Les divergences sur ce problème, et sur d’autres à discuter avec Chiti-Batelli, naissent probablement des divergences sur un problème théorique fondamental : celui des rapports entre les organisations et la ligne politique, entre les institutions et la société. Mais pour en discuter, il faut les identifier clairement.
Chiti-Batelli ne l’a pas fait, et c’est justement cette incertitude de fond qui l’empêche d’examiner sérieusement notre attitude. Et c’est peut-être cette même incertitude de fond qui lui fait dire que, pour insérer le fédéralisme dans l’histoire, il faudrait lui donner le visage et le contenu des gauches nationales, lui donner en substance une façade et des thèmes socialistes. C’est comme si l’on disait qu’il y a cent ans le marxisme aurait dû, pour s’insérer dans l’histoire, ne pas se poser comme antithèse du capitalisme, mais au contraire prendre son propre visage et ses propres contenus.
 
Mario Albertini


[1] D’où la contradiction ultérieure — il est presque banal de le rappeler — entre la force de se savoir dans le cours de l’histoire et l’attitude de paresse radicale qu’on devrait logiquement assumer vis-à-vis d’un objectif qui se réalisera en tout cas à échéance fixe, indépendamment de notre volonté et par la seule force de révolution des rapports de production ; et qui ne laisse partant aucune marge à l’initiative volontaire : même pas celle d’huiler les courroies de l’Histoire.

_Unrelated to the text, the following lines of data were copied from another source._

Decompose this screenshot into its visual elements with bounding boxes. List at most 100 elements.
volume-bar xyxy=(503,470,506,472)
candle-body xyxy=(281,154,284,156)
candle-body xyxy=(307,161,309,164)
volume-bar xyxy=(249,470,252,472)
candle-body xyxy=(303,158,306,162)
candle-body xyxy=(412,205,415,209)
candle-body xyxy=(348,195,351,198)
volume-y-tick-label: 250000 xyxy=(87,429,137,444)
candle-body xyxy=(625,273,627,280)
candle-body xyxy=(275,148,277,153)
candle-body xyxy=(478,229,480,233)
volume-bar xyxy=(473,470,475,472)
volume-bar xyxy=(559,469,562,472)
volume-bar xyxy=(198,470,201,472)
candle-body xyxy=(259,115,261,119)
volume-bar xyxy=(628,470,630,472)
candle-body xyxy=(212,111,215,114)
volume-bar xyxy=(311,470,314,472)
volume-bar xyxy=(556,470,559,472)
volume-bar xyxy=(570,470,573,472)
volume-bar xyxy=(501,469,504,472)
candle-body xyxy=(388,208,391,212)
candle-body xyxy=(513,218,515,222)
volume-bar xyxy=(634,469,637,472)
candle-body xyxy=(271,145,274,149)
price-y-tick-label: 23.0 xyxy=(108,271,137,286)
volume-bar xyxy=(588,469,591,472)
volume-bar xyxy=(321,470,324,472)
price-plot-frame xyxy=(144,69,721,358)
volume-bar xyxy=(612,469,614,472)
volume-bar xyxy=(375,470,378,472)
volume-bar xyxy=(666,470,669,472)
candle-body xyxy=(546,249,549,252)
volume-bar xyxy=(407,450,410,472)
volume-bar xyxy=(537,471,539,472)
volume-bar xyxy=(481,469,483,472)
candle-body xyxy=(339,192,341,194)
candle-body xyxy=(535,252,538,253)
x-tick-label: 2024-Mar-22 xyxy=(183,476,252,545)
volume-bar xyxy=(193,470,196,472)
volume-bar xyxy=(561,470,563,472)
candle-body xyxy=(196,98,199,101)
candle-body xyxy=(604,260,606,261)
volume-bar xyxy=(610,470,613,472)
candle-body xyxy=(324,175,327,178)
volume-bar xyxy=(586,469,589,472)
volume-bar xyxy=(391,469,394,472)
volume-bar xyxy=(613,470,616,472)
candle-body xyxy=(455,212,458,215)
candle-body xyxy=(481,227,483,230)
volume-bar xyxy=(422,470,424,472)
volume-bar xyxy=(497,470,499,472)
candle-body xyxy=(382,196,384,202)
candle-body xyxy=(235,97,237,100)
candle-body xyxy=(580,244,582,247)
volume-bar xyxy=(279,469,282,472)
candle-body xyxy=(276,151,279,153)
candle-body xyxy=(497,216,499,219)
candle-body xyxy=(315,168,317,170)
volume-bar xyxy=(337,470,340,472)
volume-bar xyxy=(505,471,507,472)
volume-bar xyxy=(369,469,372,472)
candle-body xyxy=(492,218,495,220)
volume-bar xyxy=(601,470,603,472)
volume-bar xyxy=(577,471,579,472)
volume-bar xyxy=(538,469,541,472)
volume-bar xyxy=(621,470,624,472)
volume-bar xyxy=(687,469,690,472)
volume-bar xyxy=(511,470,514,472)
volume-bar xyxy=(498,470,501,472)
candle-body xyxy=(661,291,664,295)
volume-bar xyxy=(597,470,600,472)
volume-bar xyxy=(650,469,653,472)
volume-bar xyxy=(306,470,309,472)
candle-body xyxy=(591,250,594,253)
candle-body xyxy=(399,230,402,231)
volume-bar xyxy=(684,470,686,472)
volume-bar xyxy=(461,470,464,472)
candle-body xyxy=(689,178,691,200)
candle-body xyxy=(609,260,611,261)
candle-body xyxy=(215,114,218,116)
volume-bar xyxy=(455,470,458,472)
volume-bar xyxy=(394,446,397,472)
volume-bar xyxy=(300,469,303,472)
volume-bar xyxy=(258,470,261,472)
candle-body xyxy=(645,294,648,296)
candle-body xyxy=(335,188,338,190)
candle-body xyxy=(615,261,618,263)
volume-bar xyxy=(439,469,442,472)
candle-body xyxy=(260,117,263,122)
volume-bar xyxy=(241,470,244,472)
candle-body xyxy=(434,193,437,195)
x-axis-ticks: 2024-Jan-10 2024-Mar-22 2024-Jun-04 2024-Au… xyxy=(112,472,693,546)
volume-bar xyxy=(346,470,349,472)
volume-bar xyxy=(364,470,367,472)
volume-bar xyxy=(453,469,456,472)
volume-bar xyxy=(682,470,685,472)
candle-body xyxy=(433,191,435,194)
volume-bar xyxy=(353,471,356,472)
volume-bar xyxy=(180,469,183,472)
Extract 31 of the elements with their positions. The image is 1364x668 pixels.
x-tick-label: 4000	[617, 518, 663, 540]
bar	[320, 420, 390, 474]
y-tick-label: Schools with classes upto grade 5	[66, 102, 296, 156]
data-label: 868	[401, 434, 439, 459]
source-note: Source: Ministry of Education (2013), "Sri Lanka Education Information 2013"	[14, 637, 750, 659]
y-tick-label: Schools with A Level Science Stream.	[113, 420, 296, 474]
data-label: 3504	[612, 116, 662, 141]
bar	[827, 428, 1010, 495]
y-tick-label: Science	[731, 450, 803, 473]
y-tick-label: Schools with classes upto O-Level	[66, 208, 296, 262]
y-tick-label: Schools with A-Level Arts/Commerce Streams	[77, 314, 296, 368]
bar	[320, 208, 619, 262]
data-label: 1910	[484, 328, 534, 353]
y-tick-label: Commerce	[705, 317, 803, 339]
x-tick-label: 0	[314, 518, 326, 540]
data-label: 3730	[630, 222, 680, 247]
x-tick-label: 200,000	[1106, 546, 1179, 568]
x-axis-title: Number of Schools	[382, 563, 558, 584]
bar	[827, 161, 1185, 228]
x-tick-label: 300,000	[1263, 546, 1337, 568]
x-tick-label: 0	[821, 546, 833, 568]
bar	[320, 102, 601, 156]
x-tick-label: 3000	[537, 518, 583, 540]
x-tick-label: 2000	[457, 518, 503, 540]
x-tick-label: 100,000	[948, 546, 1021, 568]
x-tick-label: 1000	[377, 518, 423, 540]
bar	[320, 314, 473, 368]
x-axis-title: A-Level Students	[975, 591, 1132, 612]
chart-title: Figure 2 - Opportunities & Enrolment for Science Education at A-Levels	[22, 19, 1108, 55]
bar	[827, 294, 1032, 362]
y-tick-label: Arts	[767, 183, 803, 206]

[2] Typique est, dans ce sens, votre refus radical et sans résidus de l’antinomie totalitarisme-démocratie qui est, dans ses données profondes, éternelle, et qu’on ne peut pas, par conséquent, escamoter. Bien sûr, elle n’est qu’un prétexte si elle est employée comme un instrument de la guerre froide, pour démontrer que tout le bien est ici et tout le mal est là. Bien sûr, la société fédérale sera une société plus libre et plus juste que les sociétés occidentale et orientale d’aujourd’hui, et ne se reconnaîtra entièrement ni dans l’une ni dans l’autre. (Voilà justement l’Aufhebung dont je parle par la suite). Mais cette démystification nécessaire ne peut pas devenir à son tour un prétexte pour nous épargner la peine de prendre nos responsabilités vis-à-vis de de Gaulle ou de Franco, d’Ulbricht ou de Gomulka, de l’affaire hongroise ou de la cubaine ; et plus généralement d’avoir une position précise — bien entendu fédéraliste, et non « européiste » (c’est à dire au fond et malgré tout nationale) sur tous les problèmes concrets. C’est ce que pour ma part j’ai essayé de faire, par exemple quant aux problèmes des rapports Est-ouest, de l’armement nucléaire et de l’Alliance atlantique.
[3] Voir Le Fédéraliste, IVe année, n. 4, pp. 349-69.
[4] Voir Le Fédéraliste, IVe année, n. 3, pp. 257-85.